Your student should go to a place where he’ll succeed academically. Don’t set him up for failure by encouraging him to attend a school that doesn’t match his intellectual needs. Even if your student can get into an Ivy, would he thrive there? If your student loves an intellectual challenge, attending a party school wouldn’t be a good fit. 

Your student should attend a school where he can graduate in a reasonable time, preferably within four years. Keep in mind that some schools offer five-year programs in the major of choice, which could potentially add a huge financial cost.

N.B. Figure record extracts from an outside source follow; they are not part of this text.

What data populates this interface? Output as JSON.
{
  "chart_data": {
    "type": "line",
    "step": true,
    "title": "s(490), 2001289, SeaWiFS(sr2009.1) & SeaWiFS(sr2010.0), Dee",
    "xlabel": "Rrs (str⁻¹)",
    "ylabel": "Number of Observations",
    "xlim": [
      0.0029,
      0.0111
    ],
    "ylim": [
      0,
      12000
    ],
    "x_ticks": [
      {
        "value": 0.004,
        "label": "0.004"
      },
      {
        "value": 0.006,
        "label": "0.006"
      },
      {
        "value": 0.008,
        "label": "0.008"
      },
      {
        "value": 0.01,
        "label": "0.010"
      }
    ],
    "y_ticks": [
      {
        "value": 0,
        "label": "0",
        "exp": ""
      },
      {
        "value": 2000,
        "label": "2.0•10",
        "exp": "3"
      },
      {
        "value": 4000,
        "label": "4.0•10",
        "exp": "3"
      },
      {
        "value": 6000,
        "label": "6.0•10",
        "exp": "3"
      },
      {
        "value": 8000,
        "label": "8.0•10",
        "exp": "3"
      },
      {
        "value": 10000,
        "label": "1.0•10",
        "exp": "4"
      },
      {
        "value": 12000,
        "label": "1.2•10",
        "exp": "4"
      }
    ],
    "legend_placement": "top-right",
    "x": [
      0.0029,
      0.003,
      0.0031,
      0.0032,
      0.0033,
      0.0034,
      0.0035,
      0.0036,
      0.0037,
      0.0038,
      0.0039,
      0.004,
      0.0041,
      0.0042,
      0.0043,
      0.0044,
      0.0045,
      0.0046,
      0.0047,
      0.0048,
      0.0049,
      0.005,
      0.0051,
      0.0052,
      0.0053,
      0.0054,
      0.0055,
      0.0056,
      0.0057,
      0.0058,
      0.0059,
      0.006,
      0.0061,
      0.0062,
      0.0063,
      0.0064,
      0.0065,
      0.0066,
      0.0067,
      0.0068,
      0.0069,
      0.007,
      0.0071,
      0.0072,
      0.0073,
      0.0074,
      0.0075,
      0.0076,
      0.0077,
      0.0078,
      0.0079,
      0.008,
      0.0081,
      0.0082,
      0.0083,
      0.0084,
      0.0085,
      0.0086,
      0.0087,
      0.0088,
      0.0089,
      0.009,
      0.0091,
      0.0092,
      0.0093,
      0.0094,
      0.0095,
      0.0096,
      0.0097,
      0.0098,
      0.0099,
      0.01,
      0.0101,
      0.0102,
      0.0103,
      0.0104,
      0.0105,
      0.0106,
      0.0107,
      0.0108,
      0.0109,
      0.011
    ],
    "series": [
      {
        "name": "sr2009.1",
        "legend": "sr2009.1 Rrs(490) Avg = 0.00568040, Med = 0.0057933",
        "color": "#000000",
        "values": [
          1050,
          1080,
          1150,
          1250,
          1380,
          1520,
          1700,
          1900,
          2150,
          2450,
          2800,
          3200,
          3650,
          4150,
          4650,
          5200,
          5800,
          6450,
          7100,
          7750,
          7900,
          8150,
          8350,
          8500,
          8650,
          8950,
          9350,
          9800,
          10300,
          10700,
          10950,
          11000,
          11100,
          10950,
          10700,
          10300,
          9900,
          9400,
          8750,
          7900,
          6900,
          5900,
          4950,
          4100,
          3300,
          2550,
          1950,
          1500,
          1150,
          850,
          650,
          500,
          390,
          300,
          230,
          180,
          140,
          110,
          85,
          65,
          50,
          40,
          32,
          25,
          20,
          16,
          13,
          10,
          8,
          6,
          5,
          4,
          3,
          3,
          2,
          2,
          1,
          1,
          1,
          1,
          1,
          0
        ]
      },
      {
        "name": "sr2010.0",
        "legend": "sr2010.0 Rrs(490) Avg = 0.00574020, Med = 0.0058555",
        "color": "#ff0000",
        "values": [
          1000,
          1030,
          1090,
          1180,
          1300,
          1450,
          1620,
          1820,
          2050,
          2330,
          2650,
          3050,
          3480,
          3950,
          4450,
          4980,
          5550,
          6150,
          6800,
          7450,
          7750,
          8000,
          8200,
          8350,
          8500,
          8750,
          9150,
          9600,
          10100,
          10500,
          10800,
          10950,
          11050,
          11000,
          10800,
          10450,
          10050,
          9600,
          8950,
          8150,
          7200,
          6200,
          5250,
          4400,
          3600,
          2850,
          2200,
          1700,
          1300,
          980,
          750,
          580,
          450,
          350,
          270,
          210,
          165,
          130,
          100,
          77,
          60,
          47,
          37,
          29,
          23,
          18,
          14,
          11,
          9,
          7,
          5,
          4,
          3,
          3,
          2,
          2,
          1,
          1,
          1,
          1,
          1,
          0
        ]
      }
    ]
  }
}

If your students wants to play in college, does the college have a strong team in that sport? Many students simply want the school camaraderie that comes with big sports.


Colleges are required to post a financial-aid calculator on their websites. You can use that to get a *rough* idea of how much you’d pay, not considering merit aid.

Don’t rule out a private school because of the sticker price. Many private schools will do their best to make sure every student can attend. Some offer merit aid (Ivies do not, as they’re not allowed to) and virtually all offer need-based aid. Some schools are notoriously stingy with merit aid. If a private school likes the applicant enough, they’ll make the cost affordable, sometimes offering a free ride or at least bringing the out-of-pocket cost down to below that of a state school.

Some schools offer a free ride to National Merit Finalists. As just one example, the University of Texas - Dallas offers full tuition + fees + $8,000/year stipend + $2,000 study abroad funds

Greek life

Is your student interested in fraternities or sororities? Some schools have a vibrant Greek life; others have zero Greek life.

Individual interests

What’s important to your student as an individual? Some things to consider:

  • food, 
  • housing, 
  • weather,
  • music/arts, 
  • volunteer opportunities, 
  • study abroad, 
  • activities and clubs,
  • surrounding city life,
  • intramural sports, 
  • support for learning differences, 
  • support for giftedness,
  • support for physical or mental challenges, 
  • campus safety, and
  • others unique to your student.

Career guidance

How much guidance does your student need to find co-ops, internships, pre-professional advising (pre-law, pre-med, etc.), and other post-college options?